Examples of plagiarism include: failure to acknowledge the source(s) of even a few phrases, sentences, or paragraphs; failure to acknowledge a quotation or paraphrase of paragraph-length sections of a paper; failure to acknowledge the source(s) of a major idea or the source(s) for an ordering principle central to the paper's or project's structure; failure to acknowledge the source (quoted, paraphrased, or summarized) of major sections or passages in the paper or project; the unacknowledged use of several major ideas or extensive reliance on another person's data, evidence, or critical method; submitting as one's own work, work borrowed, stolen, or purchased from someone else. For more information concerning plagiarism, see the library’s tutorial on the subject on the library web site.  Graduate students will find additional information concerning Academic Integrity, Conduct, and Research Regulations on the Graduate Studies web site.
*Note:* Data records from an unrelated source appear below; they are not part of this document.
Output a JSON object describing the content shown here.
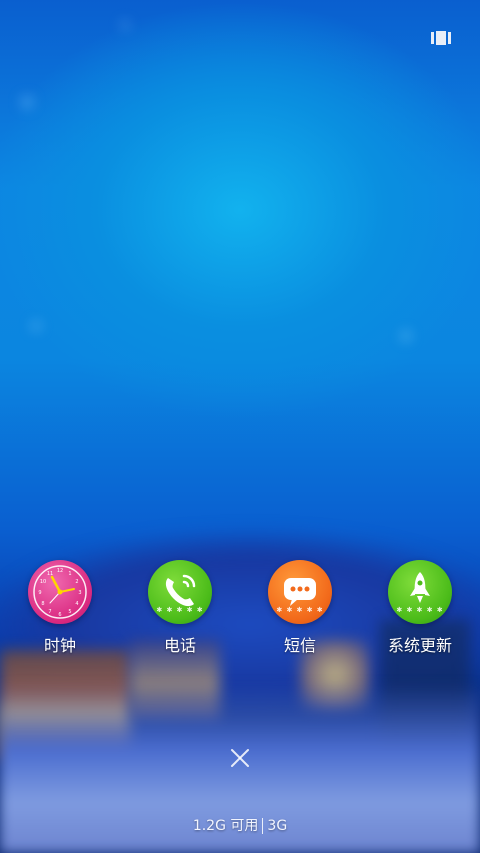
{
  "recents": {
    "icon": "recents-icon"
  },
  "apps": [
    {
      "label": "时钟",
      "icon": "clock-icon",
      "color": "#e0338d"
    },
    {
      "label": "电话",
      "icon": "phone-icon",
      "color": "#4cbc1a"
    },
    {
      "label": "短信",
      "icon": "message-icon",
      "color": "#f26a1b"
    },
    {
      "label": "系统更新",
      "icon": "rocket-icon",
      "color": "#4cbc1a"
    }
  ],
  "close": {
    "icon": "close-icon"
  },
  "memory": {
    "available": "1.2G 可用",
    "network": "3G"
  }
}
Cheating on Examinations: Giving or receiving unauthorized help before, during, or after an examination. Examples of unauthorized help include collaboration of any sort during an examination (unless specifically approved by the instructor); collaboration before an examination (when such collaboration is specifically forbidden by the instructor); the use of notes, books, or other aids during an examination (unless permitted by the instructor); arranging for another person to take an examination in one's place; looking upon someone else's examination during the examination period; intentionally allowing another student to look upon one's exam; the unauthorized discussing of the test items during the examination period; and the passing of any examination information to students who have not yet taken the examination. There can be no conversation while an examination is in progress unless specifically authorized by the instructor.

Multiple Submission: Submitting substantial portions of the same work for credit more than once without receiving the prior explicit consent of the instructor to whom the material is being submitted the second or subsequent time.

Forgery: Imitating another person's signature on academic or other official documents.

Sabotage: Destroying, damaging, or stealing of another's work or working materials (including lab experiments, computer programs, term papers, or projects).

Unauthorized Collaboration: Collaborating on projects, papers, or other academic exercises when this is regarded as inappropriate by the instructor(s). Although the usual faculty assumption is that work submitted for credit is entirely one's own, standards on appropriate and inappropriate collaboration vary widely among individual faculty and the different disciplines. Students who want to confer or collaborate with one another on work receiving academic credit should make certain of the instructor's expectations and standards.

Falsification: Misrepresenting material or fabricating information in an academic exercise or assignment (for example, the false or misleading citation of sources, the falsification of experimental or computer data, etc.)

Bribery: Offering or giving any article of value or service to an instructor in an attempt to receive a grade or other benefits not legitimately earned or not available to other students in the class.

Theft, Damage, or Misuse of Library or IT Resources: Removing uncharged library materials from the library, defacing or damaging library materials, intentionally displacing or hoarding materials within the library for one's unauthorized private use, or other abuse of reserve-book privileges. Any violation of the University’s Responsible Use of Information Technology policy. This includes, but is not limited to, unauthorized use of the University's or another person's computer accounts, codes, passwords, or facilities; damaging computer equipment or interfering with the operation of the computing system of the University. All students are expected to be familiar with the Responsible Use Policy.

T: Excellent! Hopefully you will not be one of the 1-2 students I find violating academic integrity this year.
F: Go back, read it, and try again. Scores less than 100% correct are unacceptable.

3) I promise to be academically honest.

T: Excellent! Hopefully you are telling the truth.
F: If this response remains as the incorrect answer, "False," rather than the correct answer, "True," either withdraw from the class or I will be in touch. Thank you.